NOUVELLE TYPOLOGIE DE MRE

D’une manière globale, les itinéraires et les modes de vie des entrepreneurs dans le secteur du tourisme montrent que la notion de  MRE est extrêmement floue et incertaine. D’après nos nombreux entretiens, nous avons abouti à la typologie suivante :

• Le MRE : habite et travaille à l’étranger et gère de loin son projet au Maroc. Il y fait quelques voyages rapides. C’est le cas le moins fréquent.

• Le MRE bi-résident : travaille au Maroc la majeure partie de l’année mais a encore un domicile à l’étranger, ce qui implique de fréquents allers-retours. Il peut encore avoir des affaires à l’étranger, ou il planifie d’en avoir.
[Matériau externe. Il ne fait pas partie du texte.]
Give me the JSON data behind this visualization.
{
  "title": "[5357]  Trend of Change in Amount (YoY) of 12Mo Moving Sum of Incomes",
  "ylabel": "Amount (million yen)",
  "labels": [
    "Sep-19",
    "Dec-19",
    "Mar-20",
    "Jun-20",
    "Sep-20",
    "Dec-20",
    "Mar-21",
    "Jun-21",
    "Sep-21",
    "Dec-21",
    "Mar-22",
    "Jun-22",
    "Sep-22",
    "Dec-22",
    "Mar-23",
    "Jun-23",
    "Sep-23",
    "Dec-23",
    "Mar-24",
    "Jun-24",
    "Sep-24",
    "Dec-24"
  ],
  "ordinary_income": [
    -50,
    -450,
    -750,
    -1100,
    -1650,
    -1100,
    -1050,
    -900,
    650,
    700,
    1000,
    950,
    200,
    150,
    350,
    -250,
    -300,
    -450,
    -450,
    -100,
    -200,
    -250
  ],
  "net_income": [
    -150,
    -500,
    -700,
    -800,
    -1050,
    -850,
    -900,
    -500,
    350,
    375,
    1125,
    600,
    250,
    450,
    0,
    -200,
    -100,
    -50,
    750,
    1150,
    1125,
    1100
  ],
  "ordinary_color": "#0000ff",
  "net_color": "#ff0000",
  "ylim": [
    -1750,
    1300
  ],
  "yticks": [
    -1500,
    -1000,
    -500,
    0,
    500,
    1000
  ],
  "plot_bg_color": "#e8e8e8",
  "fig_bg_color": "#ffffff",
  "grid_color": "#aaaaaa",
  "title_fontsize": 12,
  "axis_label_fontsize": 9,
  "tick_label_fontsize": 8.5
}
Il a pu naître au Maroc ou à l’étranger. Il a pu quitter le Maroc pour réaliser ses études. Ce MRE peut avoir une activité de type «prestation de service à l’international».

• L’ex-MRE : son parcours éducatif et professionnel a été fait à l’étranger mais il s’est installé au Maroc. Il garde cependant un lien très fort avec le pays d’émigration pour lequel il a un attachement au niveau des valeurs (démocratie, justice sociale, libertés individuelles). Au niveau social, il a de la famille et des amis encore là-bas. Au niveau économique, il a parfois encore des affaires à l’étranger. Il a pu naître au Maroc ou à l’étranger. Il a pu quitter le Maroc pour réaliser ses études. Ce MRE peut avoir eu une activité de type «prestation de service à l’international» qui lui a permis de se faire un réseau à l’international et un capital financier par le biais d’une activité à l’étranger.

Dans toutes ces situations, nous sommes devant de nouveaux entrepreneurs transnationaux, loin des préoccupations de la figure de l’immigré classique plus préoccupé par son retour au pays et donc d’abord par la construction  de sa maison. Les jeunes de la deuxième et troisième génération sont plus porteurs d’autres aspirations entrepreneuriales, tout en se considérant comme des participants au développement du pays d’origine. Ils vivent un rapport différencié de celui de leurs parents avec le Maroc qui va de pair avec leur situation de binationaux, avec parfois une multi-appartenance territoriale.